Posted at 10:26 AM by Howard Bashman
"Court hears gay dads' La. birth certificate case": The Associated Press has this report on a case that will be reargued en banc today in the U.S. Court of Appeals for the Fifth Circuit. I will link to the oral argument audio recording when the court posts it online.
Meanwhile, in somewhat related news, The New York Times reports today that "Parenting by Gays More Common in the South, Census Shows."
Access online today's rulings of the U.S. Supreme Court in argued cases: In the first decision announced today, Justice Samuel A. Alito, Jr. delivered the opinion of the Court in NASA v. Nelson, No. 09-530. You can access the oral argument via this link. The Chief Justice and Justices Anthony M. Kennedy, Ruth Bader Ginsburg, Stephen G. Breyer, and Sonia Sotomayor joined in the opinion of the Court. Justice Antonin Scalia issued an opinion concurring in the judgment in which Justice Clarence Thomas joined. Justice Thomas also issued an opinion concurring in the judgment. And Justice Elena Kagan did not participate.
In the second decision announced today, Justice Kennedy delivered the opinion of the Court in Harrington v. Richter, No. 09-587. You can access the oral argument via this link. The Chief Justice and Justices Scalia, Thomas, Breyer, Alito, and Sotomayor joined in the opinion of the Court. Justice Ginsburg issued an opinion concurring in the judgment. And Justice Kagan did not participate.

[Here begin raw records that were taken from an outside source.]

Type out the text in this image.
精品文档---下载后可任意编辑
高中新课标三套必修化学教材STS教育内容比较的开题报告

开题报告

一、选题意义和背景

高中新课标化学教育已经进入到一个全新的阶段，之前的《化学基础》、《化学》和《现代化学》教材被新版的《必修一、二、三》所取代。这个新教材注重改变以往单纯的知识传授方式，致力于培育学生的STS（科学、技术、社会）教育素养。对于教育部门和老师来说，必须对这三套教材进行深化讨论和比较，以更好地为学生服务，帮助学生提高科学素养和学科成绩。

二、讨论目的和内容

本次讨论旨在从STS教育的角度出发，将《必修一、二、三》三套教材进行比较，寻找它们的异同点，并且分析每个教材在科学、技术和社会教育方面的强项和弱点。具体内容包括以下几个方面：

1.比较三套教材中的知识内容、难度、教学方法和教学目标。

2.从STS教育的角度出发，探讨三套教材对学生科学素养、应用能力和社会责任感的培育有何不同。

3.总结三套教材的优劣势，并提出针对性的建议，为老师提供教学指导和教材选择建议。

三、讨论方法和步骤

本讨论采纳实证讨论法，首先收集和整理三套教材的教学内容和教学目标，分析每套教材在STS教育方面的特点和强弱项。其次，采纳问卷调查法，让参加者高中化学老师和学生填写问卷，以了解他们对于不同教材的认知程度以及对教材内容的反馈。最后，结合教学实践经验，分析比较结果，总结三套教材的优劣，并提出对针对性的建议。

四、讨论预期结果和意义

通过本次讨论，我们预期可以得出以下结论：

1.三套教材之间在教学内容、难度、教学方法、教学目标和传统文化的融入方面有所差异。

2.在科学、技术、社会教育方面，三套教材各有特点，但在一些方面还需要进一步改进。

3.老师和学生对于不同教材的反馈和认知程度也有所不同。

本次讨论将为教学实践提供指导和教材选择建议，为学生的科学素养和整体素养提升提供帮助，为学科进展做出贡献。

And in the third and final decision issued today, Justice Kennedy delivered the opinion of the Court in Premo v. Moore, No. 09-658. You can access the oral argument via this link.The Chief Justice and Justices Scalia, Thomas, Breyer, Alito, and Sotomayor joined in the opinion of the Court. Justice Ginsburg issued an opinion concurring in the judgment. And Justice Kagan did not participate.